Entassés dans des containers, 50 détenus de Kanaky gagnent au tribunal

Une semaine après l’entrée à la prison de la Santé de Nicolas Sarkozy, une autre réalité carcérale a surgi, ce mardi 28 octobre. Saisi en urgence par 50 détenus du principal centre pénitentiaire en Kanaky/Nouvelle-Calédonie, le tribunal administratif a reconnu des conditions de détention indignes.

Hugo Boursier  • 28 octobre 2025 abonné·es
Entassés dans des containers, 50 détenus de Kanaky gagnent au tribunal
Une cellule de la prison de Nouméa

Contrairement aux incessantes éditions spéciales durant lesquelles les soutiens de Nicolas Sarkozy se succèdent pour pleurer ses conditions de détention, celles des détenus de Camp-Est, le principal centre pénitentiaire en Kanaky/Nouvelle-Calédonie ne font que trop rarement l’ouverture des journaux. Et ce, malgré deux rapports extrêmement alarmants du Contrôleur général des lieux de privation de liberté (CGLPL) en 2011 et 2019, un passage par la Cour européenne des droits de l’homme en 2020, et une condamnation de l’État par le Conseil d’État en 2023 pour des travaux urgents et non réalisés.

Cette situation honteuse, et connue depuis plusieurs décennies par l’administration pénitentiaire et la justice, a été à nouveau dénoncée, cette fois-ci par les détenus eux-mêmes. Dans un référé liberté examiné mercredi 22 octobre et dont l’ordonnance du juge a été rendue ce 28 octobre, pas moins de 50 détenus attaquaient l’État pour leurs déplorables conditions de détention. Dans l’ordonnance, que Politis a pu consulter, le tribunal administratif reconnaît bien « l’indignité » du quotidien carcéral des personnes vivant au Camp-Est.

Camp-Est ne parvient pas à se détacher de son histoire coloniale, à savoir la privation de liberté de détenus, très majoritairement kanaks.

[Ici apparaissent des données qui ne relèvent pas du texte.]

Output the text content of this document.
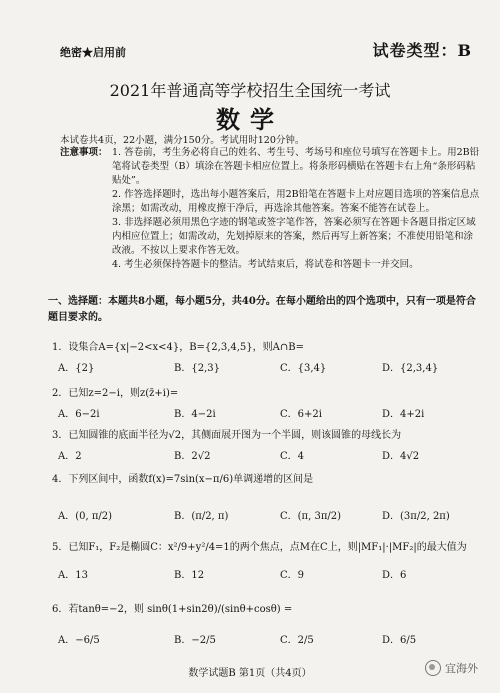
绝密★启用前	试卷类型：B
2021年普通高等学校招生全国统一考试
数学
本试卷共4页，22小题，满分150分。考试用时120分钟。
注意事项： 1. 答卷前，考生务必将自己的姓名、考生号、考场号和座位号填写在答题卡上。用2B铅笔将试卷类型（B）填涂在答题卡相应位置上。将条形码横贴在答题卡右上角“条形码粘贴处”。
2. 作答选择题时，选出每小题答案后，用2B铅笔在答题卡上对应题目选项的答案信息点涂黑；如需改动，用橡皮擦干净后，再选涂其他答案。答案不能答在试卷上。
3. 非选择题必须用黑色字迹的钢笔或签字笔作答，答案必须写在答题卡各题目指定区域内相应位置上；如需改动，先划掉原来的答案，然后再写上新答案；不准使用铅笔和涂改液。不按以上要求作答无效。
4. 考生必须保持答题卡的整洁。考试结束后，将试卷和答题卡一并交回。
一、选择题：本题共8小题，每小题5分，共40分。在每小题给出的四个选项中，只有一项是符合题目要求的。
1．设集合A={x|−2<x<4}，B={2,3,4,5}，则A∩B=
A．{2}	B．{2,3}	C．{3,4}	D．{2,3,4}
2．已知z=2−i，则z(z̄+i)=
A．6−2i	B．4−2i	C．6+2i	D．4+2i
3．已知圆锥的底面半径为√2，其侧面展开图为一个半圆，则该圆锥的母线长为
A．2	B．2√2	C．4	D．4√2
4．下列区间中，函数f(x)=7sin(x−π/6)单调递增的区间是
A．(0, π/2)	B．(π/2, π)	C．(π, 3π/2)	D．(3π/2, 2π)
5．已知F₁，F₂是椭圆C：x²/9+y²/4=1的两个焦点，点M在C上，则|MF₁|·|MF₂|的最大值为
A．13	B．12	C．9	D．6
6．若tanθ=−2，则 sinθ(1+sin2θ)/(sinθ+cosθ) =
A．−6/5	B．−2/5	C．2/5	D．6/5
数学试题B 第1页（共4页）	宜海外
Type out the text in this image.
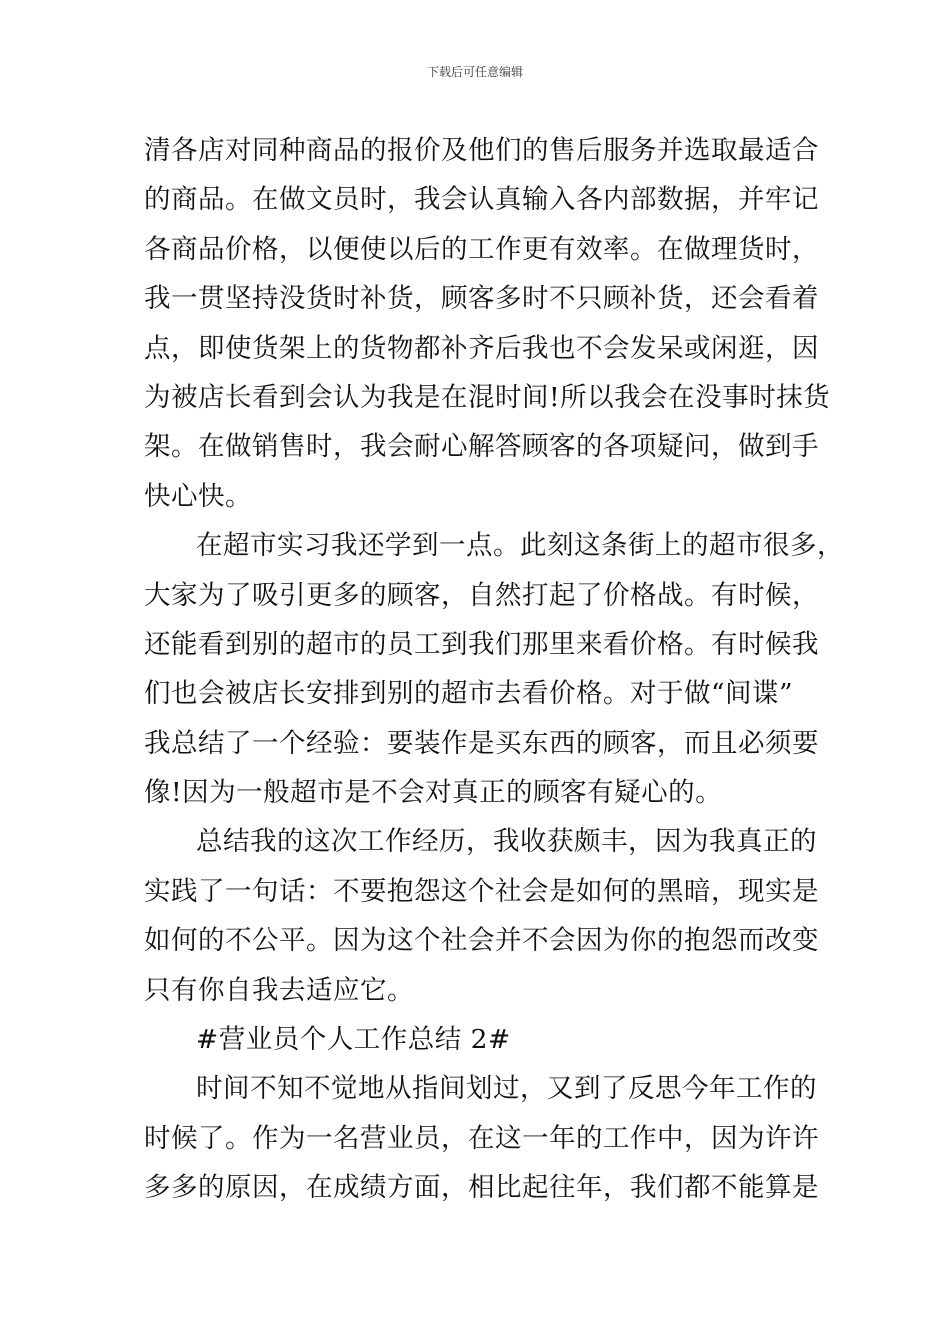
下载后可任意编辑
清各店对同种商品的报价及他们的售后服务并选取最适合
的商品。在做文员时，我会认真输入各内部数据，并牢记
各商品价格，以便使以后的工作更有效率。在做理货时，
我一贯坚持没货时补货，顾客多时不只顾补货，还会看着
点，即使货架上的货物都补齐后我也不会发呆或闲逛，因
为被店长看到会认为我是在混时间!所以我会在没事时抹货
架。在做销售时，我会耐心解答顾客的各项疑问，做到手
快心快。
在超市实习我还学到一点。此刻这条街上的超市很多，
大家为了吸引更多的顾客，自然打起了价格战。有时候，
还能看到别的超市的员工到我们那里来看价格。有时候我
们也会被店长安排到别的超市去看价格。对于做“间谍”
我总结了一个经验：要装作是买东西的顾客，而且必须要
像!因为一般超市是不会对真正的顾客有疑心的。
总结我的这次工作经历，我收获颇丰，因为我真正的
实践了一句话：不要抱怨这个社会是如何的黑暗，现实是
如何的不公平。因为这个社会并不会因为你的抱怨而改变
只有你自我去适应它。
#营业员个人工作总结 2#
时间不知不觉地从指间划过，又到了反思今年工作的
时候了。作为一名营业员，在这一年的工作中，因为许许
多多的原因，在成绩方面，相比起往年，我们都不能算是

Dans le détail, le juge enjoint l’administration pénitentiaire « à prendre toutes les mesures » qui pourraient « améliorer les conditions matérielles d’installation des détenus dormant sur des matelas posés à même le sol », à lutter contre l’invasion incessante des nuisibles et des rats et à installer des rideaux pour séparer le « bloc sanitaire », la douche et les toilettes, du reste de la cellule.

« Les témoignages précis et concordants des détenus ont convaincu le président du tribunal administratif. L’union des détenus a fait la force. C’était l’objectif de cette procédure hors-norme », s’enthousiasme l’avocat des requérants, Me Charly Salkazanov. Toutefois, en prenant en compte certains travaux engagés par la direction de Camp-Est, ou en estimant que certaines demandes n’étaient pas de son ressort, le juge n’a pas retenu toutes les requêtes des détenus. C’est le cas, par exemple, de la lutte contre la surpopulation – de 139 % à Nouméa, soit 550 personnes pour 397 places – dont « les mises sous écrou relèvent exclusivement de l’autorité judiciaire ».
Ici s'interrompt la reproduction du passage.